A common solution in these cases, where you still want to keep your aging iMac, but get better performance, has two basic options:
- Replace the Fusion drive with a single large capacity SSD, or
- Boot up your Mac from an external USB-C/SATA SSD.
Moving on the the reports' Diagnostics section:
Those diagnostics fit the broader pattern we were already circling: nothing screams “hardware failure,” but the system is clearly under strain, and most of that pressure points to low RAM (8 GB) and the Fusion Drive’s mechanical tier rather than catastrophic disk issues.
Let's look at each of the items in this section and what they could indicate.
- `knowledgeconstructiond` and `spotlightknowledged` spinning up - These two processes belong to Apple’s machine-learning and indexing subsystems. On systems with limited RAM and slower storage, they tend to flare up:
- When Spotlight reindexes
- When Photos, Mail, or Finder metadata is being processed
- When the system is low on free memory and starts thrashing the swapfile
On an 8 GB Fusion Drive iMac, this is extremely common because macOS leans on virtual memory heavily. The HDD tier is terrible for swap, so any indexing or ML background tasks get bottlenecked and spike CPU.
- `MTLCompilerService` crashing - This one usually points to:
- GPU driver quirks
- An app invoking Metal shader compilation (games, browsers, Zoom/Teams, certain creative apps)

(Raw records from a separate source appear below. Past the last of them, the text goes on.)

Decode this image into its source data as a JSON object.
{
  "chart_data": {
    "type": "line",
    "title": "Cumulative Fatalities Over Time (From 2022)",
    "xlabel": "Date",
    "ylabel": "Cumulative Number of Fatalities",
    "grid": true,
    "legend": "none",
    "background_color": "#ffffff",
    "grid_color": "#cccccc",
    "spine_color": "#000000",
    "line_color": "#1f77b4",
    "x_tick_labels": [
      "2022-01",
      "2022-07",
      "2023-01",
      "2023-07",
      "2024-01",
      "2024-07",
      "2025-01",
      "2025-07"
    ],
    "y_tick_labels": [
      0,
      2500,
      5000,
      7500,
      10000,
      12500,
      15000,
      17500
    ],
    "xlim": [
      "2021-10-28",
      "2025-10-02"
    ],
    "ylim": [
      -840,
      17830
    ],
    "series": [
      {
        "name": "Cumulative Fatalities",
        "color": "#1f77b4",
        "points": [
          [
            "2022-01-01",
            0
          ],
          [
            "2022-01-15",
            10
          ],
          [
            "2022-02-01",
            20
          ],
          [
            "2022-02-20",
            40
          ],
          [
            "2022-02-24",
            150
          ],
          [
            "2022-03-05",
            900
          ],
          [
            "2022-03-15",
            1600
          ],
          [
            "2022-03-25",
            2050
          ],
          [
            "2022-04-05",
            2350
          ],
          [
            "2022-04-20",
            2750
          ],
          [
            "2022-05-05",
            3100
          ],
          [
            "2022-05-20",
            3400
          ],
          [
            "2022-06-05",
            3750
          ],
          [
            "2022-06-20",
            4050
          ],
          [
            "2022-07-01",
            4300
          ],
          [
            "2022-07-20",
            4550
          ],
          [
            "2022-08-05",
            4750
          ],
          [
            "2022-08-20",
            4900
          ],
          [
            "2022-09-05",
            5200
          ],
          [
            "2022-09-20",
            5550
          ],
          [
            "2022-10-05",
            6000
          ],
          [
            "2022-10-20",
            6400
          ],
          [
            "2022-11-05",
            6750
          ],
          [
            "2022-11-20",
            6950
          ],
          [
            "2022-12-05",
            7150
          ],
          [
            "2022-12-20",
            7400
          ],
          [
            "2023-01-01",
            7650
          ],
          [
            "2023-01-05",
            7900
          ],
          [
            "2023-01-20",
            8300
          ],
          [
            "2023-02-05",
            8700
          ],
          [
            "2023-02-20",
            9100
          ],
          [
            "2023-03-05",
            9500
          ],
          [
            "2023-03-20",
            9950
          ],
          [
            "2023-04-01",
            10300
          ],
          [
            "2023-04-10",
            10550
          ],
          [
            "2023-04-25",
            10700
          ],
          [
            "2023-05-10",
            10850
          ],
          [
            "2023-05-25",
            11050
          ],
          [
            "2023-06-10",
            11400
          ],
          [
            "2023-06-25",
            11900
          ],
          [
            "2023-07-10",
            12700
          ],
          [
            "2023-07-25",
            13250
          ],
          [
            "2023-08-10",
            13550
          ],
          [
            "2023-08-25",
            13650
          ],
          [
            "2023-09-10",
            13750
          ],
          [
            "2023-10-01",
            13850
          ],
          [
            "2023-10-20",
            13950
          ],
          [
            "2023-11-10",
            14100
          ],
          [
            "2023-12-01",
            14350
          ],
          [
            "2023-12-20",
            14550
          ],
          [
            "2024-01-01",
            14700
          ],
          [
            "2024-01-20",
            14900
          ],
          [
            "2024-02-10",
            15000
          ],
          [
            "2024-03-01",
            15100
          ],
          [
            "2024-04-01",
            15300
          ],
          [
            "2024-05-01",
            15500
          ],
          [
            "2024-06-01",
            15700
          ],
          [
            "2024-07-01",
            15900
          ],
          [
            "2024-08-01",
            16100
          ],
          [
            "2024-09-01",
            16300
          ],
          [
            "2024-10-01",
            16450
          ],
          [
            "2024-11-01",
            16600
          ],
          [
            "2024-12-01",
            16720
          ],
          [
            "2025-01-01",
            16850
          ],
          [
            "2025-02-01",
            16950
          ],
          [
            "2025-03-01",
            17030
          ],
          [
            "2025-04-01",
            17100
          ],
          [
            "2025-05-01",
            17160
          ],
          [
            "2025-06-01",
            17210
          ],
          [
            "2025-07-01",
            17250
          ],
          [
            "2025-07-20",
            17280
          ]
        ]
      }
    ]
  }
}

- Low memory or memory pressure during those tasks
A few isolated crashes here aren’t unusual on Catalina/Big Sur/Monterey-era systems, particularly with just 8 GB of RAM. It’s rarely harmful beyond causing a brief app hiccup.
When you combine the diagnostics with the Fusion Drive's slow HDD responsiveness and the 8 GB RAM limit, the user’s symptoms likely show up as:
- Beachballing
- Slow app launches
- Delayed wake-ups
- Finder hangs
- Safari or Chrome tabs refreshing unexpectedly
Nothing in the diagnostic section suggests imminent hardware failure. What it does suggest is a system that’s being pushed beyond what a Fusion Drive + 8GB can comfortably handle in 2025 workloads.